WWN Horoscopes


Aries March 21 – April 19

“Drunk and disorderly”, like, how is that even a fucking crime?

Taurus April 20 – May 20

Your love-life is still non-existent and your finances are in ruin, but at least you finally got that knot out of your headphones.

Gemini May 21 – June 20

It’s OK to say you didn’t like Frozen, for two reasons:

1) It’s only alright
2) You’re 35 goddamn years old.

Cancer June 21 – July 22

An afternoon of tapping your pen on your desk convinces you that you could make a damn good living as a bucket drummer.

Leo July 23 – August 22

You could spend this week pursuing your dreams, or you could just lie around playing Call Of Duty against American teenagers. It’s hardly a choice, really.

Virgo August 23 – September 22

Maybe you shouldn’t roll your eyes so much when your boss is talking to you. Or your wife. Or the cops.
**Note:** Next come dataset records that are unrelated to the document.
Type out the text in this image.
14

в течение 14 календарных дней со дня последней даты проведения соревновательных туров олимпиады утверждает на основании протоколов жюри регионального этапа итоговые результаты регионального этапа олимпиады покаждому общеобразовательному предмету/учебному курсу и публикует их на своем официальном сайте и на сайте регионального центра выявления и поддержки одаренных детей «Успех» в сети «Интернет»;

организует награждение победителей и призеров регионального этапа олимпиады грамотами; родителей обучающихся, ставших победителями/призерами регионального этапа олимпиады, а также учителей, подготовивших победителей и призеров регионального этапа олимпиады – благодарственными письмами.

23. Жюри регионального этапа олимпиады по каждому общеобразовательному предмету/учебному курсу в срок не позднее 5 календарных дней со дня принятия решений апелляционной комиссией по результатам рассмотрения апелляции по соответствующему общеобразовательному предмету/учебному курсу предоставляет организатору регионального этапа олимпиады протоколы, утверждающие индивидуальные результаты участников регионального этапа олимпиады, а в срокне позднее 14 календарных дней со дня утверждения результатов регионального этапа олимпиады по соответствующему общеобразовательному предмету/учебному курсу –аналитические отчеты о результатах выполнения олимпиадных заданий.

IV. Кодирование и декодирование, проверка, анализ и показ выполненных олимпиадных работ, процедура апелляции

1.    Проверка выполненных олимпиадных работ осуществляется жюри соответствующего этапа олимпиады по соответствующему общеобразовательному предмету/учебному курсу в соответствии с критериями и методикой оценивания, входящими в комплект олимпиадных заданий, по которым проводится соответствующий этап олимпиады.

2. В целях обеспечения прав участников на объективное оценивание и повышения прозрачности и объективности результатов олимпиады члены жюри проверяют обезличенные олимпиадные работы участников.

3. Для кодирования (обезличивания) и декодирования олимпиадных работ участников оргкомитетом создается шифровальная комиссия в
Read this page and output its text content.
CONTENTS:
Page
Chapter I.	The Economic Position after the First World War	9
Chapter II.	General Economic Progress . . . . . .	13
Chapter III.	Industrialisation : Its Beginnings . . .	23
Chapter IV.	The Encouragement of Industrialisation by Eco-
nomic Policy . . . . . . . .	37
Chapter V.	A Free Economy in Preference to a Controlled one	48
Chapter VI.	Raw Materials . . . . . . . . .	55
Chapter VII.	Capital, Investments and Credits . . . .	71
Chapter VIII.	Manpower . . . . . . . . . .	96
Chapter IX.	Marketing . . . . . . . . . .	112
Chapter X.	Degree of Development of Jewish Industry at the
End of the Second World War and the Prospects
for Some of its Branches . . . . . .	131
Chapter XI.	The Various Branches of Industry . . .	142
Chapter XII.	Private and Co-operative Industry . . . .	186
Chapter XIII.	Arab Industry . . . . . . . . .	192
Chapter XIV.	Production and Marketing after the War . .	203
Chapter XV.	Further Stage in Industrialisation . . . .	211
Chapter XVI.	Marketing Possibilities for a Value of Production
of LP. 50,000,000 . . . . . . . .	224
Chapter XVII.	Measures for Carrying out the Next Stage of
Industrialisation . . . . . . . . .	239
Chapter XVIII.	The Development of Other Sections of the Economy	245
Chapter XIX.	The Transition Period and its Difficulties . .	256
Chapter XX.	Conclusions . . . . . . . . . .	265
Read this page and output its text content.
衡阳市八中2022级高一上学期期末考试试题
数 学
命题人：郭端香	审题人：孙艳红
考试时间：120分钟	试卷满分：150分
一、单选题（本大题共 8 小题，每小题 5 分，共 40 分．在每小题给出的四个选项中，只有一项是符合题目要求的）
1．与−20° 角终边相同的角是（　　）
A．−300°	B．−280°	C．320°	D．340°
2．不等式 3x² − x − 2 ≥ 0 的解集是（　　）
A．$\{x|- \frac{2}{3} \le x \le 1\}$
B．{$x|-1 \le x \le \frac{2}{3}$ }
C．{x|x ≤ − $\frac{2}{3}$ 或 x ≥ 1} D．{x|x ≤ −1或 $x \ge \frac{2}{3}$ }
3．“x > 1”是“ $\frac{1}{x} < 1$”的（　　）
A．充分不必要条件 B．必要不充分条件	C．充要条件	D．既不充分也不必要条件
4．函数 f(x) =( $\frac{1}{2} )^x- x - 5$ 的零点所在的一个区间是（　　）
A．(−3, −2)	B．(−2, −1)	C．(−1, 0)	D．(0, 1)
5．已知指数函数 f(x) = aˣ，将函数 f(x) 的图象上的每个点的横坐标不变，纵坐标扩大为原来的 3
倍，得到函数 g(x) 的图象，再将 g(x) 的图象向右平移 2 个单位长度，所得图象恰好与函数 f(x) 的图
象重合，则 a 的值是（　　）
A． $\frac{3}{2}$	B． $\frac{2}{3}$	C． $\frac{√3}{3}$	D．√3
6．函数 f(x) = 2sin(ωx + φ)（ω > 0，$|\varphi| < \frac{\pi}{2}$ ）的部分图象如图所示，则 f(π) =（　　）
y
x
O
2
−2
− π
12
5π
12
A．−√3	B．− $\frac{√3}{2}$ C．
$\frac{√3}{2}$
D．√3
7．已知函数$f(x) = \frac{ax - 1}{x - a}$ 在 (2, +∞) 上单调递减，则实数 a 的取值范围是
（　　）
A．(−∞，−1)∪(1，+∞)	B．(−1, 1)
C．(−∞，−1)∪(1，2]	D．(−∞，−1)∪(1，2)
Libra September 23 – October 22

Did you fire six shots, or only five? Only one way to find out.

Scorpio October 23 – November 21

Take a chance today, and talk to someone on the train. Just strike up a conversation. With anyone. No, wait, not with that lad he’s mental abort abort abort

Sagittarius November 22 – December 21

After 20 years of stewing over it, you finally come up with what would have been the perfect comeback to that kid who teased you about your schoolbag in third class.

Capricorn December 22 – January 19

Always say “Thank you” to your bus driver, unless you want to get a name for being “that lad who doesn’t say thank you to the bus driver”.

Aquarius January 20 – February 18

Despite several warnings, you once again get fooled by the rocks that Jennifer Lopez has.

Pisces February 19 – March 20

If it’s one thing people aren’t expecting in Tesco, it’s a sliding tackle.